If you are considering whistleblowing, make sure you are aware of what protections are - and are not - in place in your country, and in your organisation. You may want to seek legal advice about what procedures you should follow and what measures you should take to protect yourself.

Case study: exposing racial and gender discrimination

In June 2020, Ifeoma Ozoma and Aerica Shimizu Banks went public about the racial and gender discrimination that they faced while working at Pinterest. Both women, who had worked in Pinterest’s policy team, alleged that they had had to fight to be paid fairly, and that they had experienced retaliation for advocating for change. Ozoma also said the company failed to protect her when a colleague shared her personal information with hate sites. Ozoma and Banks both left their jobs and received just half a year of severance pay: a few months later, a white woman who had brought a lawsuit against Pinterest for gender discrimination received a settlement of USD 22 million.

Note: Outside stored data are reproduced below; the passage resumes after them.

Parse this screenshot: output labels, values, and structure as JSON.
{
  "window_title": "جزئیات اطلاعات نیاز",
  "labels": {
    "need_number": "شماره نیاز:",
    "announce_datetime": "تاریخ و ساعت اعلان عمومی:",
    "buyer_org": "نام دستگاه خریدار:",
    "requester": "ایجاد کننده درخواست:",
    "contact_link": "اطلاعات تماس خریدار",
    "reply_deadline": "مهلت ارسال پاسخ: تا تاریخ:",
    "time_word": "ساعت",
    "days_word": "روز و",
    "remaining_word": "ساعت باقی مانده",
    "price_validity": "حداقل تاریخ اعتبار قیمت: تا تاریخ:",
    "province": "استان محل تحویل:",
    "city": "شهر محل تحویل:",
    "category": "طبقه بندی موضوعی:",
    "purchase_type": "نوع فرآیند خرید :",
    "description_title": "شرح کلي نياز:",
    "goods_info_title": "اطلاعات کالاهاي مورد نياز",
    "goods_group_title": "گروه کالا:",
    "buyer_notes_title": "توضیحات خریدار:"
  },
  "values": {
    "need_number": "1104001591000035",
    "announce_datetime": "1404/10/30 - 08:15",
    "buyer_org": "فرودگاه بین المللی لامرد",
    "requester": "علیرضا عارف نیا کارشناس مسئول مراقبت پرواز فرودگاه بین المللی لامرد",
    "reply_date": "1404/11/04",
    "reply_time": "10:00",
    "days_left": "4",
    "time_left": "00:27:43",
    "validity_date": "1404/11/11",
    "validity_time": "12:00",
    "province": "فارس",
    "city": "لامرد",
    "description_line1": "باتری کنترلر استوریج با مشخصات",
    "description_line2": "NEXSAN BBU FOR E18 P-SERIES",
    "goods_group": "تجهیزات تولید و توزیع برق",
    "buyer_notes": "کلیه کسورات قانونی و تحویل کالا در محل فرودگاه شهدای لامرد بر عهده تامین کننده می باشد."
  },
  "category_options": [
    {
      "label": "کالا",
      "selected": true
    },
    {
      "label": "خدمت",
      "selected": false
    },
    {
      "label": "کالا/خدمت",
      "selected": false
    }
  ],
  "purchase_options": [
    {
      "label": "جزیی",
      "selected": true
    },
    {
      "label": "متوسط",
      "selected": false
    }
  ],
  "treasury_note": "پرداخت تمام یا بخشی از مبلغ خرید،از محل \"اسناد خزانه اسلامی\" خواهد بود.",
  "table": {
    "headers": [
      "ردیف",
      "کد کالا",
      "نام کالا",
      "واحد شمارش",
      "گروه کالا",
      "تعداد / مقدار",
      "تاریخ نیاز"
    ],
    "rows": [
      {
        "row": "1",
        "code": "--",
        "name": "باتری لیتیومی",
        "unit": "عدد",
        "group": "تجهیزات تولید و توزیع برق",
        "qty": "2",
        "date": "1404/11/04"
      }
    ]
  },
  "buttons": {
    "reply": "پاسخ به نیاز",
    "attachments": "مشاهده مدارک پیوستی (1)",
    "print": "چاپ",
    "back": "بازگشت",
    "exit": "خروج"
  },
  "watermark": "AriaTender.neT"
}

Whistleblowing by Ozoma and Banks enabled people of color at the company to come forward about their experiences. “I could not stand by and let a company get away with posting Black Lives Matter when they did not act like black lives mattered in the negotiations they had just concluded with us,” Banks told the Guardian. “This was about integrity and not letting the company get away with painting themselves as this space for kindness and positivity when they had completely denigrated, abused, and retaliated against us.”